Curcio indagato: perché non ero con Margherita quel giorno

Il sopralluogo dopo la sparatoria a Cascina Spiotta per cui hanno Curcio indagato

“Avendo ricevuto comunicazione di essere “indagato” in relazione ad un procedimento che riguarda i fatti avvenuti alla Cascina Spiotta di Arzello il 5 giugno del 1975 credo sia utile esporre con chiarezza la mia reale implicazione al riguardo. Cosa che peraltro ho già fatto anche nel 1993 nell’intervista concessa a Mario Scialoja e pubblicata nel libro ‘A viso aperto'”. Comincia così la memoria scritta, datata 18 febbraio 2023, di Renato Curcio. L’ex capo delle Br l’ha consegnata ai pm di Torino che lo hanno indagato per il concorso nell’omicidio di Giovanni D’Alfonso. Il carabiniere morì nel conflitto a fuoco del 5 giugno 1975 alla cascina Spiotta di Arzello. Nell’occasione, durante un blitz che portò alla liberazione dell’imprenditore Vittorio Vallarino Gangia, morì anche la moglie di Curcio, Mara Cagol.

L’evasione da Casale

“Al tempo dei fatti in questione – ricostruisce Curcio – ero da pochi mesi evaso dal carcere di Casale Monferrato in seguito ad una azione condotta da un gruppo armato inter-colonne delle Brigate Rosse. Azione per la quale sono già stato condannato e che dunque non penso possa riguardare quest’indagine. Ritengo tuttavia utile ricordarla poiché avvenne il 18 febbraio del 1975. Vale a dire 48 anni or sono, ma da essa presero avvio le vicende inerenti all’indagine che è meglio chiarire”.

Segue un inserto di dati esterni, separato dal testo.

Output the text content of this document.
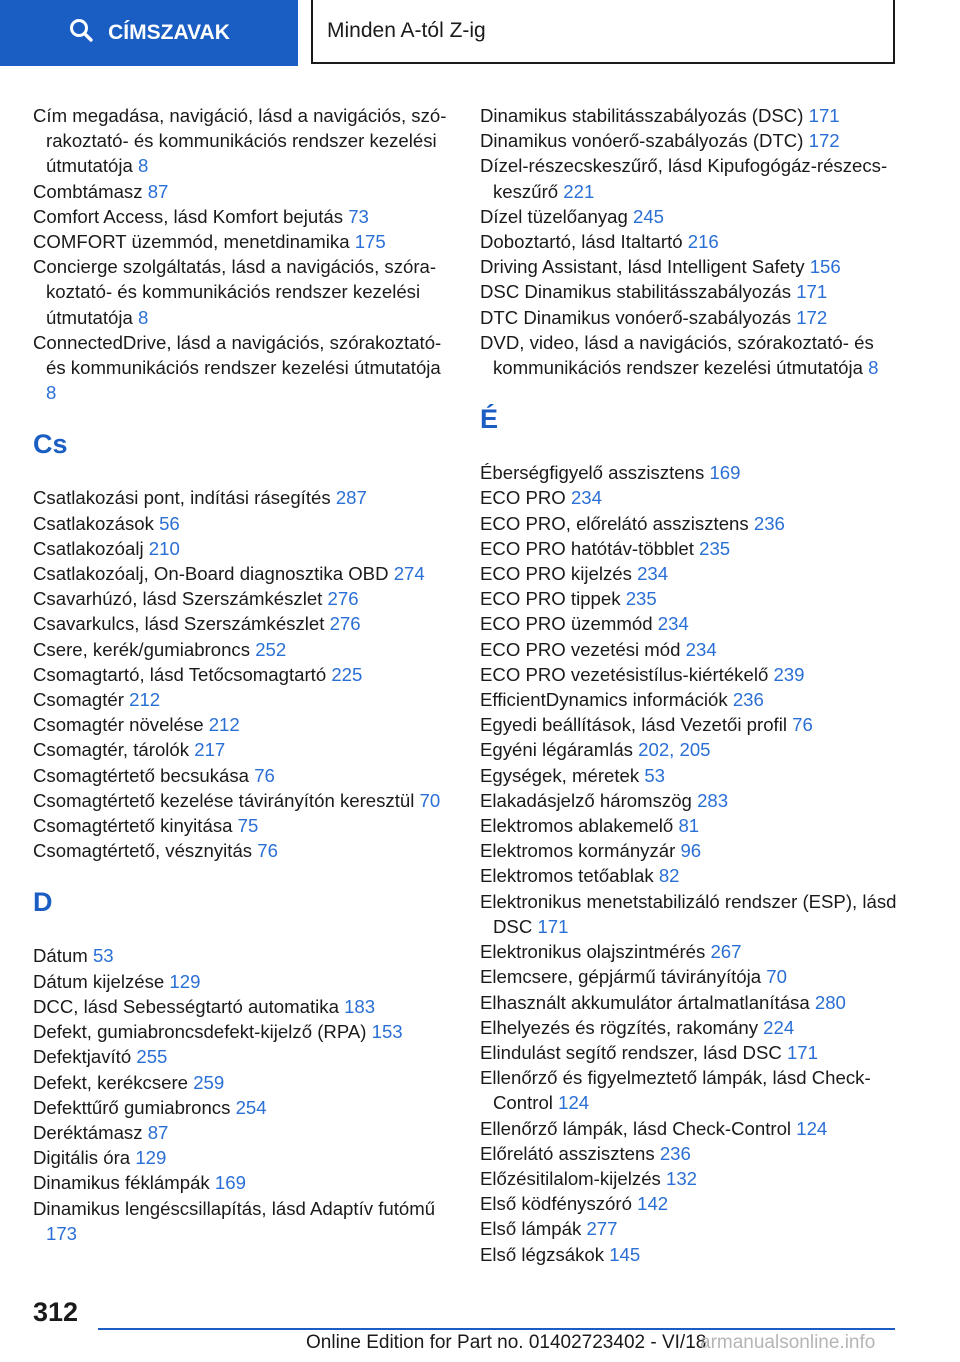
CÍMSZAVAK	Minden A-tól Z-ig
Cím megadása, navigáció, lásd a navigációs, szórakoztató- és kommunikációs rendszer kezelési útmutatója 8
Combtámasz 87
Comfort Access, lásd Komfort bejutás 73
COMFORT üzemmód, menetdinamika 175
Concierge szolgáltatás, lásd a navigációs, szórakoztató- és kommunikációs rendszer kezelési útmutatója 8
ConnectedDrive, lásd a navigációs, szórakoztató- és kommunikációs rendszer kezelési útmutatója 8
Cs
Csatlakozási pont, indítási rásegítés 287
Csatlakozások 56
Csatlakozóalj 210
Csatlakozóalj, On-Board diagnosztika OBD 274
Csavarhúzó, lásd Szerszámkészlet 276
Csavarkulcs, lásd Szerszámkészlet 276
Csere, kerék/gumiabroncs 252
Csomagtartó, lásd Tetőcsomagtartó 225
Csomagtér 212
Csomagtér növelése 212
Csomagtér, tárolók 217
Csomagtértető becsukása 76
Csomagtértető kezelése távirányítón keresztül 70
Csomagtértető kinyitása 75
Csomagtértető, vésznyitás 76
D
Dátum 53
Dátum kijelzése 129
DCC, lásd Sebességtartó automatika 183
Defekt, gumiabroncsdefekt-kijelző (RPA) 153
Defektjavító 255
Defekt, kerékcsere 259
Defekttűrő gumiabroncs 254
Deréktámasz 87
Digitális óra 129
Dinamikus féklámpák 169
Dinamikus lengéscsillapítás, lásd Adaptív futómű 173
Dinamikus stabilitásszabályozás (DSC) 171
Dinamikus vonóerő-szabályozás (DTC) 172
Dízel-részecskeszűrő, lásd Kipufogógáz-részecskeszűrő 221
Dízel tüzelőanyag 245
Doboztartó, lásd Italtartó 216
Driving Assistant, lásd Intelligent Safety 156
DSC Dinamikus stabilitásszabályozás 171
DTC Dinamikus vonóerő-szabályozás 172
DVD, video, lásd a navigációs, szórakoztató- és kommunikációs rendszer kezelési útmutatója 8
É
Éberségfigyelő asszisztens 169
ECO PRO 234
ECO PRO, előrelátó asszisztens 236
ECO PRO hatótáv-többlet 235
ECO PRO kijelzés 234
ECO PRO tippek 235
ECO PRO üzemmód 234
ECO PRO vezetési mód 234
ECO PRO vezetésistílus-kiértékelő 239
EfficientDynamics információk 236
Egyedi beállítások, lásd Vezetői profil 76
Egyéni légáramlás 202, 205
Egységek, méretek 53
Elakadásjelző háromszög 283
Elektromos ablakemelő 81
Elektromos kormányzár 96
Elektromos tetőablak 82
Elektronikus menetstabilizáló rendszer (ESP), lásd DSC 171
Elektronikus olajszintmérés 267
Elemcsere, gépjármű távirányítója 70
Elhasznált akkumulátor ártalmatlanítása 280
Elhelyezés és rögzítés, rakomány 224
Elindulást segítő rendszer, lásd DSC 171
Ellenőrző és figyelmeztető lámpák, lásd Check-Control 124
Ellenőrző lámpák, lásd Check-Control 124
Előrelátó asszisztens 236
Előzésitilalom-kijelzés 132
Első ködfényszóró 142
Első lámpák 277
Első légzsákok 145
312
Online Edition for Part no. 01402723402 - VI/18
armanualsonline.info
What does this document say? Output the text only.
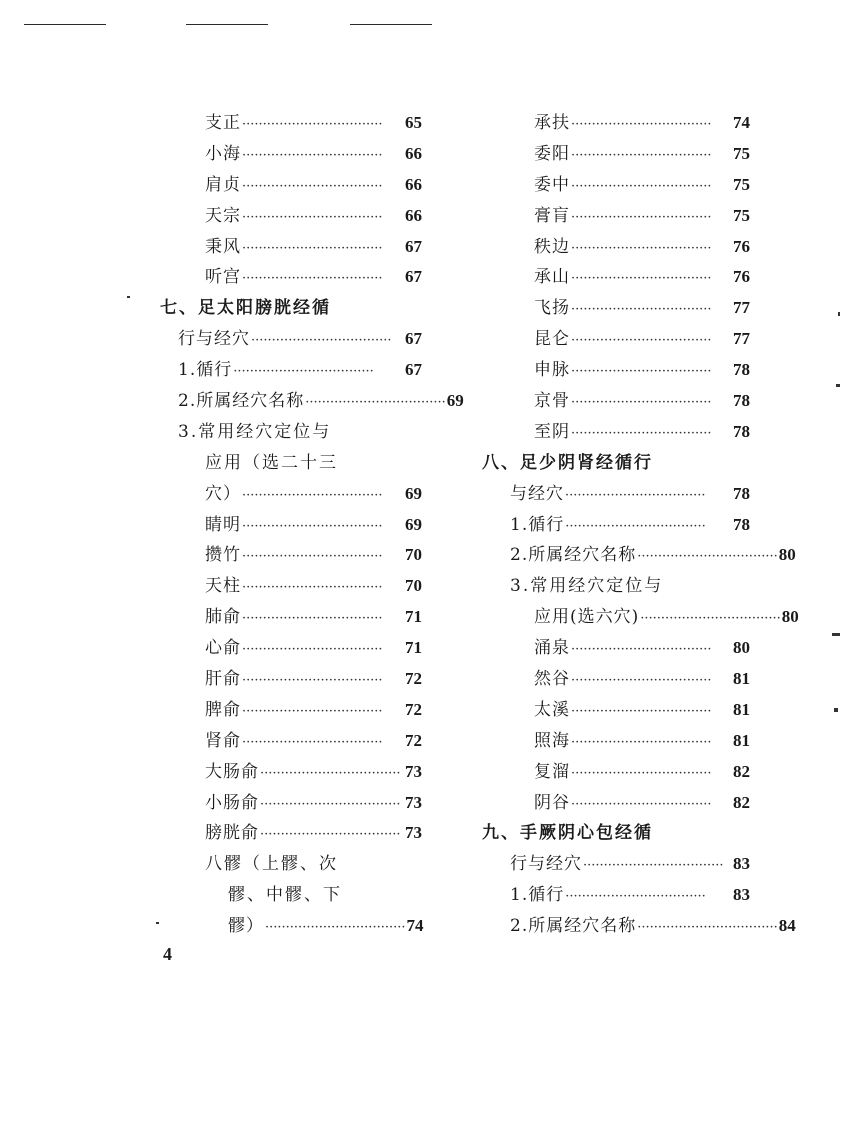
支正 ··································	65
小海 ··································	66
肩贞 ··································	66
天宗 ··································	66
秉风 ··································	67
听宫 ··································	67
七、足太阳膀胱经循
行与经穴 ·································· 67
1.循行 ··································	67
2.所属经穴名称 ·································· 69
3.常用经穴定位与
应用（选二十三
穴） ··································	69
睛明 ··································	69
攒竹 ··································	70
天柱 ··································	70
肺俞 ··································	71
心俞 ··································	71
肝俞 ··································	72
脾俞 ··································	72
肾俞 ··································	72
大肠俞 ·································· 73
小肠俞 ·································· 73
膀胱俞 ·································· 73
八髎（上髎、次
髎、中髎、下
髎） ·································· 74
承扶 ··································	74
委阳 ··································	75
委中 ··································	75
膏肓 ··································	75
秩边 ··································	76
承山 ··································	76
飞扬 ··································	77
昆仑 ··································	77
申脉 ··································	78
京骨 ··································	78
至阴 ··································	78
八、足少阴肾经循行
与经穴 ··································	78
1.循行 ··································	78
2.所属经穴名称 ·································· 80
3.常用经穴定位与
应用(选六穴) ·································· 80
涌泉 ··································	80
然谷 ··································	81
太溪 ··································	81
照海 ··································	81
复溜 ··································	82
阴谷 ··································	82
九、手厥阴心包经循
行与经穴 ·································· 83
1.循行 ··································	83
2.所属经穴名称 ·································· 84
4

“Va da sé che per il clamore non indifferente che quell’azione fece il mio viso comparve più e più volte su giornali e televisioni. Questo, sia per le BR che per me, costituiva un problema. C’era, per un verso la preoccupazione che qualcuno notasse e segnalasse la mia presenza. Per un altro, la necessità di salvaguardare chi mi era vicino e le strutture dell’organizzazione. In entrambi i casi era quindi opportuno che me ne stessi tranquillo per un po’ e fuori da quei rischi. Valutazione che fu chiara anche a me e che dunque condivisi”.

Il mio arresto in Piemonte

“Per oltre un mese rimasi riparato in un piccolo appartamento della Liguria in attesa che sbollissero le acque, come ho raccontato nel libro citato. All’inizio di aprile si pose però il problema di una ripresa della mia militanza attiva e di una sistemazione più stabile. E questo non poteva avvenire in Piemonte, a Torino, dove a partire mi avevano arrestato. Con Margherita valutammo così che fosse più sensato un mio spostamento a Milano. Anche se questo comportava un qualche allontanamento tra noi. Ritenni comunque di non dover entrare neanche nei ranghi della Colonna milanese per non mettere a repentaglio la sua sicurezza. Preferii invece dedicarmi a una nuova tessitura di rapporti in ambienti sociali diversi rispetto a quelli che avevo conosciuto e assiduamente frequentato tra il 1969 e il 1972”.

“Tra aprile e maggio operai dunque in relativa autonomia a Milano totalmente assorto da questo nuovo compito. Cominciai a frequentare e a conoscere un’area nuova dell’effervescenza sociale. Quella da cui emerse Walter Alasia, mio primo collaboratore in questa impresa. Di fatto, in quel breve periodo, non fui in organico né nella Colonna Torinese, né nella originaria Colonna Milanese. Tuttavia, se per un verso questo mi proteggeva dai rischi connessi alle dinamiche interne di quelle due colonne – dalle quali il pur breve periodo del carcere mi aveva completamente disconnesso – per un altro, decretava anche inevitabilmente un sostanziale isolamento rispetto alle loro pratiche ovviamente molto compartimentate”.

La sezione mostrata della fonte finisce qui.